Brisk steps carried her down the hill. In the distance, the Hudson River reflected the colors of the setting 
sun. At the bottom of the hill, she turned the corner. She hurried past houses dating from colonial days to a turn-of-the-century Victorian that towered over two houses built in the last ten years. Each house had a unique 
charm.
            She paused beside the yew hedge surrounding the yard of the house where she’d lived all her life. As she strode up the walk, her hand brushed the clipped edges. The scent of roses reached her. Red, pink and white
 blooms covered the trellises at either end of the porch.
            She climbed the steps, turned and paused. With arms crossed on her chest, she stared at the street. As though trying to erase a chill, her hands moved along her arms. A soft sigh escaped. The ice of loneliness couldn’t
 be rubbed away like frost from windows on a winter morning.
            Her hands dropped to her side, but she made no move to go inside where shadows of the past gathered.
 She had no desire to face memories of the years when she’d been a devoted sister and a dutiful daughter.

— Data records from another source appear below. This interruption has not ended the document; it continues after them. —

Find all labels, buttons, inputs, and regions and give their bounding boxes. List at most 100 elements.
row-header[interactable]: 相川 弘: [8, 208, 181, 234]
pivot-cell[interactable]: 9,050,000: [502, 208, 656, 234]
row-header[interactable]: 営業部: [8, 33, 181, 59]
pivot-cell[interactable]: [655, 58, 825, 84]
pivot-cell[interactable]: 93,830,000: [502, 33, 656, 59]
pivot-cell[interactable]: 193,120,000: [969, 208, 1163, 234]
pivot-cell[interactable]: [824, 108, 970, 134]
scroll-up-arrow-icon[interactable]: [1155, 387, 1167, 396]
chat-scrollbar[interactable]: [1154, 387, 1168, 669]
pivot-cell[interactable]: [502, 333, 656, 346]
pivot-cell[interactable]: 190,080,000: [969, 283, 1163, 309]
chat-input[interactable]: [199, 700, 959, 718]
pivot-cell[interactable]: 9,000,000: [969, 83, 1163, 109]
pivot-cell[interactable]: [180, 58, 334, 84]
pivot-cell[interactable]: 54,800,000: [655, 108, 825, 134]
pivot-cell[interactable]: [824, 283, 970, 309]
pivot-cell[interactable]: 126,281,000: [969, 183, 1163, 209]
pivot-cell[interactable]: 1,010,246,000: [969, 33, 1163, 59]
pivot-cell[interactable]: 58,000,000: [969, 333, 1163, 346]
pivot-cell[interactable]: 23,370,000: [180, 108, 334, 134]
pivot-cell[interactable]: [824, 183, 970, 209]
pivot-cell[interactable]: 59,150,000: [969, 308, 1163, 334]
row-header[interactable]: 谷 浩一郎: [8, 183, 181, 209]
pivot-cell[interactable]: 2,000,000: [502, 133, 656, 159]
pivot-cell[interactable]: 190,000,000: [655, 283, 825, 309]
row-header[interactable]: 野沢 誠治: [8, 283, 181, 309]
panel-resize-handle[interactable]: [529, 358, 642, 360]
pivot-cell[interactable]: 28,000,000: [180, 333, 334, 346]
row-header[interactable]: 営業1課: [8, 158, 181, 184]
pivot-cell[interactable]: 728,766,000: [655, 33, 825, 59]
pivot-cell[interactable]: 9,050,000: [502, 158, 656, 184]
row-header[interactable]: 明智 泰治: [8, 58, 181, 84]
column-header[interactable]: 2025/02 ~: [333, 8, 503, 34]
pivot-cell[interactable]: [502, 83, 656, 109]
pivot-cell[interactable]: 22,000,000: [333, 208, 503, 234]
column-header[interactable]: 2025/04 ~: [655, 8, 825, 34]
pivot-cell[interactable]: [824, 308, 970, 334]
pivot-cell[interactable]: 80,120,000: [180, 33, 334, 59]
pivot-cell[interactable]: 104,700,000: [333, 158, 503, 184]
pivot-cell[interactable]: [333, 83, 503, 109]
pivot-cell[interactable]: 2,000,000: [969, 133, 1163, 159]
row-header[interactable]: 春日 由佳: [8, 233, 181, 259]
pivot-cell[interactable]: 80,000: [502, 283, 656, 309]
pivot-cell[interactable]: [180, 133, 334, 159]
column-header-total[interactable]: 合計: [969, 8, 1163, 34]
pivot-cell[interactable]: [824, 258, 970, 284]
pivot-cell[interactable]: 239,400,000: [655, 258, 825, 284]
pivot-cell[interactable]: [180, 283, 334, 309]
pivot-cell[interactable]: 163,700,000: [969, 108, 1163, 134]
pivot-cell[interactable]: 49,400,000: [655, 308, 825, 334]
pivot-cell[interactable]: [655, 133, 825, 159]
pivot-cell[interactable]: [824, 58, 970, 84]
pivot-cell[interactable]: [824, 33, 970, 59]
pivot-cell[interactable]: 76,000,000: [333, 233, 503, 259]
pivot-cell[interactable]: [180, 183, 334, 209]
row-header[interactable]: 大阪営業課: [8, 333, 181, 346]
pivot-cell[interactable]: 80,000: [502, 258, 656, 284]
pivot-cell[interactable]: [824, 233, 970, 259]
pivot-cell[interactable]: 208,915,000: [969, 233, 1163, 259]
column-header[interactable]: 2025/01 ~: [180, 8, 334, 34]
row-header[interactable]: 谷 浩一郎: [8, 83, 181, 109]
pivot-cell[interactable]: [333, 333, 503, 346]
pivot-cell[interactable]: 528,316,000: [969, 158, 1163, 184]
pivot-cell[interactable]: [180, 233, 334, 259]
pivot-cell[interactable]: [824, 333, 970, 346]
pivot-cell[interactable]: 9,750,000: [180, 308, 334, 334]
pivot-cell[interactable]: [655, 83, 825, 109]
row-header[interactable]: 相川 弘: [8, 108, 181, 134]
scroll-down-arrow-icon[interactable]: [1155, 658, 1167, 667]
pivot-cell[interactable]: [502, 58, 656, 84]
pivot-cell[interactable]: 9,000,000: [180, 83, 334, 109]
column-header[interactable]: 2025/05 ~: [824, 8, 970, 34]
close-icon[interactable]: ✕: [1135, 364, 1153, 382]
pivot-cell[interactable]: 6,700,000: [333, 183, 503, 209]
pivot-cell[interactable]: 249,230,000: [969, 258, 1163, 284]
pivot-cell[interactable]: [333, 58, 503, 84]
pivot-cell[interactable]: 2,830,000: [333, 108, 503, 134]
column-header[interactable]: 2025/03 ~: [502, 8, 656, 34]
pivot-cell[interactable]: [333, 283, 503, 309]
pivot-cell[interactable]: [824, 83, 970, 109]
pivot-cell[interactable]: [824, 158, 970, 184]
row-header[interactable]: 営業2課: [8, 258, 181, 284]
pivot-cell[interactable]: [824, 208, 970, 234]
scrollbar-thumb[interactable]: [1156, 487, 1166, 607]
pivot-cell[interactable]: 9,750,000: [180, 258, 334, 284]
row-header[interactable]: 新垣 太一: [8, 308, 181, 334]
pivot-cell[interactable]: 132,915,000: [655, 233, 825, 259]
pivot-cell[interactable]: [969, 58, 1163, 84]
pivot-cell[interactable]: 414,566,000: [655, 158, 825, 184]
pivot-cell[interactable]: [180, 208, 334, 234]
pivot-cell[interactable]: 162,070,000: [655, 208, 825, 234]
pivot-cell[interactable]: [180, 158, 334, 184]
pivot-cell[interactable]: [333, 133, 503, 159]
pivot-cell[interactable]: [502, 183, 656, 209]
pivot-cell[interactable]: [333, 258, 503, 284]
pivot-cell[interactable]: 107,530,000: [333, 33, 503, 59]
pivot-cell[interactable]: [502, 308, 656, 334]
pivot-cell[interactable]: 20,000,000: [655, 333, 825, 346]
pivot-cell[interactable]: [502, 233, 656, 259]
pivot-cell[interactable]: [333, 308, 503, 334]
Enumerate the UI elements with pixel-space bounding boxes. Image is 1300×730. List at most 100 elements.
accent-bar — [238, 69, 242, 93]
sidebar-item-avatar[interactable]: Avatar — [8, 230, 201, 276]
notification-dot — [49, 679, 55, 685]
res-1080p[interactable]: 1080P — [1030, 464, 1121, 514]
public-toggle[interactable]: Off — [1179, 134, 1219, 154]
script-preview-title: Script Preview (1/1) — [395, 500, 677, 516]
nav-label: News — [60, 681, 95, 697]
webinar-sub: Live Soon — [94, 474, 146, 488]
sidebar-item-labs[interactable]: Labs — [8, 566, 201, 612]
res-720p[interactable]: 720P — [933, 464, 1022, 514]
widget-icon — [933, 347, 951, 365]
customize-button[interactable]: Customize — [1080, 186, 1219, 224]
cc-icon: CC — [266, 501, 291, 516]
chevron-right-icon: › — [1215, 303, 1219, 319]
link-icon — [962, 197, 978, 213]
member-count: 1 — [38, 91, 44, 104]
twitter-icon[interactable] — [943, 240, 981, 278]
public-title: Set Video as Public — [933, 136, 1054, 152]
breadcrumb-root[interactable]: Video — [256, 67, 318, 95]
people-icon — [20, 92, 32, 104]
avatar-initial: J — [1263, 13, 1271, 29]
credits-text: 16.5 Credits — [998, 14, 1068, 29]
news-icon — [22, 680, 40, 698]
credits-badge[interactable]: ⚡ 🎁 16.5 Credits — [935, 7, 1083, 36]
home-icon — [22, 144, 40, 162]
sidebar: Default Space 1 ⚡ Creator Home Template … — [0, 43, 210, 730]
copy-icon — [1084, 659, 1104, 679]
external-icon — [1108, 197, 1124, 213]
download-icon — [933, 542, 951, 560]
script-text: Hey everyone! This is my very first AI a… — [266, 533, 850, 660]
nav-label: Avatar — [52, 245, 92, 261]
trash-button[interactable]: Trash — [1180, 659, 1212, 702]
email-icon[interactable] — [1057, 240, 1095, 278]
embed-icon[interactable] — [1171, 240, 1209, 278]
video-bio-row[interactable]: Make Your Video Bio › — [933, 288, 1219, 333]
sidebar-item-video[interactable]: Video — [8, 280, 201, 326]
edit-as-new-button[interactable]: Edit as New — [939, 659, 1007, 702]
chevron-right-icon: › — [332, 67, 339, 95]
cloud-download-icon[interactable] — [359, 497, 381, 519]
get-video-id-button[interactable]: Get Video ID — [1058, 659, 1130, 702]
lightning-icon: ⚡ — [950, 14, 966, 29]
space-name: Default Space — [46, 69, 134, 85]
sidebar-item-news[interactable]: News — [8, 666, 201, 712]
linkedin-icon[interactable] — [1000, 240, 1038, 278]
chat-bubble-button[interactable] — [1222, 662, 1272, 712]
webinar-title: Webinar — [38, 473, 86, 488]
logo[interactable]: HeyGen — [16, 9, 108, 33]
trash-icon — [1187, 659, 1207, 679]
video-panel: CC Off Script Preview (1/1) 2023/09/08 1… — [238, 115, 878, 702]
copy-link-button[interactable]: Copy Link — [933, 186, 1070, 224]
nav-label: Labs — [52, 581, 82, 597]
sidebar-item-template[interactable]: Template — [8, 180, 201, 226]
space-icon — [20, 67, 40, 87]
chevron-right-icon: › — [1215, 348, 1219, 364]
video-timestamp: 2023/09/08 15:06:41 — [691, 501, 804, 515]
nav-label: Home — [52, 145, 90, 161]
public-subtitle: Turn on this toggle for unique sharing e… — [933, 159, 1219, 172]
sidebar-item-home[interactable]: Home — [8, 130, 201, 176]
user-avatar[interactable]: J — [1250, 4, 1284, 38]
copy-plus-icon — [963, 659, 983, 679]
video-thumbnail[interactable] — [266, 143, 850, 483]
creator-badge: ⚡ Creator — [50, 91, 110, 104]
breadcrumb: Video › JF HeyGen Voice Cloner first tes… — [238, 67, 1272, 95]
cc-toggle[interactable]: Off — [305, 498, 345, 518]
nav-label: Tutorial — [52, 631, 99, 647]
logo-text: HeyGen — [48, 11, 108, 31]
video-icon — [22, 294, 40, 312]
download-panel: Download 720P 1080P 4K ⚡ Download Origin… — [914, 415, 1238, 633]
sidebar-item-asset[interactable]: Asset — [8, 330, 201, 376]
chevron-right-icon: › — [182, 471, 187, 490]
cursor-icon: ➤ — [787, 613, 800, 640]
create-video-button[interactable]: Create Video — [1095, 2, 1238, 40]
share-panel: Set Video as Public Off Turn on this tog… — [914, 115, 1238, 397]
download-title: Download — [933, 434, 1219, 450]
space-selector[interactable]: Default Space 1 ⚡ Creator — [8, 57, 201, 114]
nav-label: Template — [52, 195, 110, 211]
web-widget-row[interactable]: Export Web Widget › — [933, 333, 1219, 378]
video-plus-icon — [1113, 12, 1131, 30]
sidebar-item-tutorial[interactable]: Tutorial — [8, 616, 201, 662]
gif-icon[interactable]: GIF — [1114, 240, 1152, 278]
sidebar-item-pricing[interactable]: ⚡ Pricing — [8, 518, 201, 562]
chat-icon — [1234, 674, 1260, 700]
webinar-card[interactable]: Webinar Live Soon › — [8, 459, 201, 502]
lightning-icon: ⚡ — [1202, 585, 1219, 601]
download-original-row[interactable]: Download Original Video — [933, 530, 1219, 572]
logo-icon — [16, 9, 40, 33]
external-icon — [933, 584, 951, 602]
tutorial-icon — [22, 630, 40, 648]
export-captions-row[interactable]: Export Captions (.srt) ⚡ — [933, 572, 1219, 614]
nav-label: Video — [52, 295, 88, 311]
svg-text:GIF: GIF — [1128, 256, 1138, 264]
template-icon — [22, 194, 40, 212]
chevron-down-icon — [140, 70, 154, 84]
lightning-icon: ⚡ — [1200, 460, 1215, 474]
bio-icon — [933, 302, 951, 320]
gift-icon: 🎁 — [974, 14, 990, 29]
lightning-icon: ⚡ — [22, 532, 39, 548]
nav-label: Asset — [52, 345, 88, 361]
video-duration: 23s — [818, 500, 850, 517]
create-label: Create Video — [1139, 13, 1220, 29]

            She looked at the darkening sky. Sometimes, she felt her entire life had been lived in the moments between day and night—with every instant tinged with gray, and every action controlled by duty and responsibility. Were they virtues or walls she’d erected to keep from reaching for life?

3 comments:

Lisabet Sarai said...

Sounds like a good read, Janet.

I don't know if anyone else has this problem, but when I look at it, the text is cut off on the right, but at least one or two words. Makes it hard to appreciate the excerpt.

Anonymous said...

Lisabet stole the words right out of my mouth. What I could read seemed nicely atmospheric.

Tena Stetler said...

Yep, I'm having the same problem as Lisabet and Ed. But the blurb is intriguing. Choices, Choices, which one will be the right one? Good luck!